August 19, 2012 – 10:39 am

I was a world medalist in my mid 20’s when I fought my Coach’s coach, who was in his mid 60’s at the time. Beginning by taken it easy on my grandmaster, I quickly discovered myself out positioned; as I ramped up the speed and power, the noose tightened, rather than loosened, around me. He seemed to move lightening quick wherever I was even slightly off balance, but appeared so totally relaxed that I’d have called him… slow. The more easily he defeated my attacks, the harder I fought and the more frustrated I became, until in futility I tapped out of the maze in which I was overwhelmingly rat-trapped.

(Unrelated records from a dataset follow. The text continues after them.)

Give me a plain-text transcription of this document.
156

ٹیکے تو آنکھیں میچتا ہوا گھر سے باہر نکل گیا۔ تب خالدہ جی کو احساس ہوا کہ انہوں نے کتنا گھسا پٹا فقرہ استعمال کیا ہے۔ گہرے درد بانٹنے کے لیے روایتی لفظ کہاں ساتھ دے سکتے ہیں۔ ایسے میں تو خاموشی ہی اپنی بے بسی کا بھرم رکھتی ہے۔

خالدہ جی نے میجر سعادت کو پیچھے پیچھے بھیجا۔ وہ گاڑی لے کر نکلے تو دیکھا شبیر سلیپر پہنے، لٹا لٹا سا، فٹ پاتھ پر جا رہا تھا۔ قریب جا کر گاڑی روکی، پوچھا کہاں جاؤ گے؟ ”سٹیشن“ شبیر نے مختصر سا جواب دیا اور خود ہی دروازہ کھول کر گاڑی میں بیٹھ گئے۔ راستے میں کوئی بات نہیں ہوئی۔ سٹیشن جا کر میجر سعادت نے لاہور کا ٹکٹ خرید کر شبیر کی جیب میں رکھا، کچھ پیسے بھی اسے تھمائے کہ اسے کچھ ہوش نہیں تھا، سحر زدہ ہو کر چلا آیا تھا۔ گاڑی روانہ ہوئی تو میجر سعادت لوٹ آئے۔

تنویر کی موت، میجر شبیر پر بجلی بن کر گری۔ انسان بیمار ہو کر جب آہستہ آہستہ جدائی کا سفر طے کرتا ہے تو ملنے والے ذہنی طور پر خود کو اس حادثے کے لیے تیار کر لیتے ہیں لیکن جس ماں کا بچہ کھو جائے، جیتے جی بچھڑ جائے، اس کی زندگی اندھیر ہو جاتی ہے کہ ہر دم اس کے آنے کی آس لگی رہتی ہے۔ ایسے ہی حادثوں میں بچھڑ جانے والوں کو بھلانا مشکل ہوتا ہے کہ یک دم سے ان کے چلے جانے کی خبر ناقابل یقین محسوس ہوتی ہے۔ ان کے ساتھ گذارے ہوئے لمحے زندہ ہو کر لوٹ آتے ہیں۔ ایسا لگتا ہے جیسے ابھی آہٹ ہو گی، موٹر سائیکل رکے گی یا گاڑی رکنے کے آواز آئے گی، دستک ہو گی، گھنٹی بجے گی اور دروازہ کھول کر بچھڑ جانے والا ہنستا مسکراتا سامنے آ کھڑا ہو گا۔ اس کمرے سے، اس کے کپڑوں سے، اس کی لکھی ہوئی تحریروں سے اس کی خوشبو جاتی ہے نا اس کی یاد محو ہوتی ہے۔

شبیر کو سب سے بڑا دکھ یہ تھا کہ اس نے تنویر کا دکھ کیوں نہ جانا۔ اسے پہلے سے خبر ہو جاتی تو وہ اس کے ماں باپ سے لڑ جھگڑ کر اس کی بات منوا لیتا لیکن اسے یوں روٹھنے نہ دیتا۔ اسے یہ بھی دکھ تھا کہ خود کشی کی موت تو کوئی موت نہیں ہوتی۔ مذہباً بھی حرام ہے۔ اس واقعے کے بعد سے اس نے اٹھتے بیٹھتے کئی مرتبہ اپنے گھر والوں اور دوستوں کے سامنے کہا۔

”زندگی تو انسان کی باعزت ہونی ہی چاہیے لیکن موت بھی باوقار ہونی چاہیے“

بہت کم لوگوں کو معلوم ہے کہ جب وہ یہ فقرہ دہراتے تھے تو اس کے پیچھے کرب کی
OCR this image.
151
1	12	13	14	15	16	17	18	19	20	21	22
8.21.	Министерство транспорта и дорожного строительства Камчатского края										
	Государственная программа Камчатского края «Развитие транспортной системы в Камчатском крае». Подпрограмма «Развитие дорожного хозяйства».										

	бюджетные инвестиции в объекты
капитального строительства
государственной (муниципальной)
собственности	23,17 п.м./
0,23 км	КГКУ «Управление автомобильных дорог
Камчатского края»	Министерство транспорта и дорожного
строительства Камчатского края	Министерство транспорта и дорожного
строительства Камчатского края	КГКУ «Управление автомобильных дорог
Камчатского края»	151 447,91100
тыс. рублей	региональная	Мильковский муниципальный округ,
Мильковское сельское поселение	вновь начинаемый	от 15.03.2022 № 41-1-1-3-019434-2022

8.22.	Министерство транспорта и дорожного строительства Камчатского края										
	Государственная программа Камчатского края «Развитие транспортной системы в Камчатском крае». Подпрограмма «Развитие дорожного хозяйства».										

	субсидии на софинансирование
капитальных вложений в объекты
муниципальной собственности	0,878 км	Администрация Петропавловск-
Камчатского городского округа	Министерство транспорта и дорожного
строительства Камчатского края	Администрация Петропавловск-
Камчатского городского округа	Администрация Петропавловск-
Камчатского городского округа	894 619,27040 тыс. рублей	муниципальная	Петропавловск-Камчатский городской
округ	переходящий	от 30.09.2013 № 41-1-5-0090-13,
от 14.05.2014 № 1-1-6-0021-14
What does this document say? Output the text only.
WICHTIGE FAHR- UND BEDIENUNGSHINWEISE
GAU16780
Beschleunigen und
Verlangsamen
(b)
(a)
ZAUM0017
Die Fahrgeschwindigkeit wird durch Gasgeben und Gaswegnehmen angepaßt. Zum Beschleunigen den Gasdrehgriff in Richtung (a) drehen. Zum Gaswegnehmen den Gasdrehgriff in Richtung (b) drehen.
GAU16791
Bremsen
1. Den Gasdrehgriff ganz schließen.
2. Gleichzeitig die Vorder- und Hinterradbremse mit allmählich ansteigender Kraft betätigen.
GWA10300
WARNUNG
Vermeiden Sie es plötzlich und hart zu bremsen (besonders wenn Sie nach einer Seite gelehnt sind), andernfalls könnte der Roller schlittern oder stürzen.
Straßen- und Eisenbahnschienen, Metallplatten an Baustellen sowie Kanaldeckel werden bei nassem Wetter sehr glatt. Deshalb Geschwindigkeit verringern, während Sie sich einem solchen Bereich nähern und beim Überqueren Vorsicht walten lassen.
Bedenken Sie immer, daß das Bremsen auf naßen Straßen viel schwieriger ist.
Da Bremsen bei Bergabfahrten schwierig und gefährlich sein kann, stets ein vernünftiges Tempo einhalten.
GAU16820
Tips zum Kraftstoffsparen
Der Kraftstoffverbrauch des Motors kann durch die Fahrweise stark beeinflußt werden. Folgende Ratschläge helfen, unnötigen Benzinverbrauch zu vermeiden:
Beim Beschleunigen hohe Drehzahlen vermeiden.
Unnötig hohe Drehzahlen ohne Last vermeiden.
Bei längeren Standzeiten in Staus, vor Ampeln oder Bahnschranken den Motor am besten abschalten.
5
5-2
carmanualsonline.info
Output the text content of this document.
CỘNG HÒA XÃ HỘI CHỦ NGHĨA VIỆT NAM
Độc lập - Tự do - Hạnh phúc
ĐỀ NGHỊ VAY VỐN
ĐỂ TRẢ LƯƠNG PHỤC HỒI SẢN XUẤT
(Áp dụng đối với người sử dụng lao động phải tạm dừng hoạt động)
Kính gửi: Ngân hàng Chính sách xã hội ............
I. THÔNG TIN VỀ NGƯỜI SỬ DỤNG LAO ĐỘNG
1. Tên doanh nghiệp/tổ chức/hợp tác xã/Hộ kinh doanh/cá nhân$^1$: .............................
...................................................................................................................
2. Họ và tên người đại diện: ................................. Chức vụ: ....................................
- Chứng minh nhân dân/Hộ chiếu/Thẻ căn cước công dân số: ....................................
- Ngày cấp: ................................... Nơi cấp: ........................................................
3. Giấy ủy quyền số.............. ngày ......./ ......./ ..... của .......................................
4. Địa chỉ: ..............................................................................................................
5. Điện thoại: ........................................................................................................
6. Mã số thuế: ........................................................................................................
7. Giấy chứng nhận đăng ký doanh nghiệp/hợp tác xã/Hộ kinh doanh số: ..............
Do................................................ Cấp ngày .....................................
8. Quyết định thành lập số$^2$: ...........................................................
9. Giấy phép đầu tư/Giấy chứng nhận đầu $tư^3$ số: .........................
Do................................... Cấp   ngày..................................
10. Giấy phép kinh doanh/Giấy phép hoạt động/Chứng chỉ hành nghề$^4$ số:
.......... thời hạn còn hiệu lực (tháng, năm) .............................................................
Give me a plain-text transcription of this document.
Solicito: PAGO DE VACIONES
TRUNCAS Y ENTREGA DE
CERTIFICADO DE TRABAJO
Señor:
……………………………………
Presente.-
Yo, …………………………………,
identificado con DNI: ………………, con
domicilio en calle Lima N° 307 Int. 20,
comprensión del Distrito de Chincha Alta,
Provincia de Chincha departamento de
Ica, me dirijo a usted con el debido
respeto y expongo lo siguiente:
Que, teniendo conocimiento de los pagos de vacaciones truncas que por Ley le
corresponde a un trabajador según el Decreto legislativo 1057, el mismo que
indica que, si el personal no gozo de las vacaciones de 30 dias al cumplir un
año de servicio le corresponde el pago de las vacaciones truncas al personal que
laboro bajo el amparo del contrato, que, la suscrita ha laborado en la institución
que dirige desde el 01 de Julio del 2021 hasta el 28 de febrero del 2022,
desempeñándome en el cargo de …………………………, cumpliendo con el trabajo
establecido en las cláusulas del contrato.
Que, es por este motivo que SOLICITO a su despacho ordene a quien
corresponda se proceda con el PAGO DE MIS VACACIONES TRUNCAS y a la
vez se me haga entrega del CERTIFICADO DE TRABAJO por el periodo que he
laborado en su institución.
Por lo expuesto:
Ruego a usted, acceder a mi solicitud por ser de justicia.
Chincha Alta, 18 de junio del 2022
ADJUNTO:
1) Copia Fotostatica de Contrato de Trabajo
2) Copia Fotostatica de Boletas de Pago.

Asking how he could defeat a world class athlete with such ease, he replied I was missing more of the game than he; and told me to imagine looking at movement at a microscopic level, “If your opponent looks under the microscope at 10x lens, and you at 200x, then you will see 20x the opportunities and 20x earlier.”

Though I had the advantage of my youthful vigor and condition, he had such superior granularity of awareness that he could calmly act upon opportunities that remained unseen by me until far too late, so I remained trapped in reaction to his near-instant exploitation of my vulnerabilities.

The reactionary gap lives huddled between our observation and our action. We flail because we inadvertently miss two hidden steps between this chasm: orientation and decision. Though we may observe an event, before we can act upon it efficiently, effectively and expediently, we must orient sufficient resources to assess it, and select the appropriate response before we decide to act upon it. The more thorough our assessment we perform, the more appropriate our decision we elect. However, to perform a quick but sufficient assessment, to prevent paralysis by analysis, remove all of the distractions and filters to the specific choice… And focus.

Not cunning or conditioning, but superior focus allowed my grandmaster to respond to 20x the opportunities and 20x faster, with total calm ease.

The late USAF Colonel John Boyd named this the OODA (Observe - Orient - Decide - Act) Loop. In air combat, not the more heavily armored jets which performed the best, not the more heavily armed, not even the faster jets, but the ones which gave the pilots the opportunity to respond more rapidly which performed best.

Agility - the rapid response through the OODA loop - expedites our ability to listen and then act, think then respond, earn then spend, assess then critique, commit not quit, and perhaps even forgive then pray.

Focus. Eliminate the distraction of drama and devote a sufficient amount of awareness to your task and your remove the flailing gap between your observation of an opportunity and your swift, appropriate action upon it.